In 2020, NASA released an overview that detailed early plans for an Artemis base at the lunar south pole, including a little diagram overlaying the Washington, DC Capital Beltway over the south pole’s Shackleton Crater. Three bases, each supported by a microgrid and with transit lines for power conduction in between, wouldn’t be the same as swallowing the crater into the Beltway, but it would put some large swath of lunar surface inside a NASA-determined safety zone.
Testing Grounds
The extrageopolitics of lunar control and resource extraction (to say nothing of the contested cultural space around who, if anyone gets to permanently alter the face of the moon) are beyond the scope of a planned lunar grid development, though they are not unrelated.
What is closer to practicality is the way that Sandia envisions its microgrid research helping build power resiliency not just on the moon, but on Earth.
“Let's say that you have a microgrid that is connected to the bulk grid, the larger utility and a hurricane passes or an earthquake, and the bulk grid is no longer able to support the system,” said Darbali-Zamora. “Then a microgrid could disconnect from the bulk grid, become an isolated system or a microgrid and provide its own local generation for the amount of time that it's designed for.”

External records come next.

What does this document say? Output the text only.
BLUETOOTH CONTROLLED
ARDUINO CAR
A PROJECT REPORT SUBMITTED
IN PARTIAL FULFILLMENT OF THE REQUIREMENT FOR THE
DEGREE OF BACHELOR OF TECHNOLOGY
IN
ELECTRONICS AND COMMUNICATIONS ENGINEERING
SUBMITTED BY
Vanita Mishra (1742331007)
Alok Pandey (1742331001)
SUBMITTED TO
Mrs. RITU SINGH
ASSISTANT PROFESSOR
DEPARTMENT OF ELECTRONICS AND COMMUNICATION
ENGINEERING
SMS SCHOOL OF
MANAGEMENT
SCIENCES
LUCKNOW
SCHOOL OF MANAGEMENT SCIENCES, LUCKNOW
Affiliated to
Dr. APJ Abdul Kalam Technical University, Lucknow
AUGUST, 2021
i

Darbali-Zamora pointed to examples in Puerto Rico and also in Alaska, where microgrid power flow, management, and rationing combined with renewable sources to offer durability and resiliency when existing systems crumble.
Sandia Labs microgrid research goes beyond just its work for Artemis base. But it also falls under the broader tradition of smuggling terrestrial technology development under the flashier mission of designing for life beyond Earth. As Eleanor S. Armstrong, a postdoc researcher at Stockholm University studying the social studies of outer space, told The Daily Beast, one need look no further for evidence than isolation experiments where people live in remote modules for several months and pretend they are living on Mars or the moon. Some famous examples include sites in the Canadian arctic, or Ramon crater in the Negev Desert.
The point of using an analog is not just to simulate a challenge in a much more hospitable environment than the void of space, but also to develop a technology that would be needed in the difficult and isolating environment of operating remotely.
These analogs, said Armstrong, are used “to develop things that are ostensibly for going to Mars, like distance medicine, or water purification systems. But what they're actually solving in these cases is problems that people in those local communities experience.”
Remote medicine and water purification, like renewable energy management and grid resilience, are hardly problems that will be faced by astronauts alone. Keeping that terrestrial perspective in mind, even while developing for the possible extractive space industries of the near future, allows the microgrid research to be grounded in real human need.
“I'm originally from Puerto Rico, I came to work at Sandia because of projects like this,” said Darbali-Zamora. “And I hope that the lessons learned through this project are lessons that I can take back to my home.”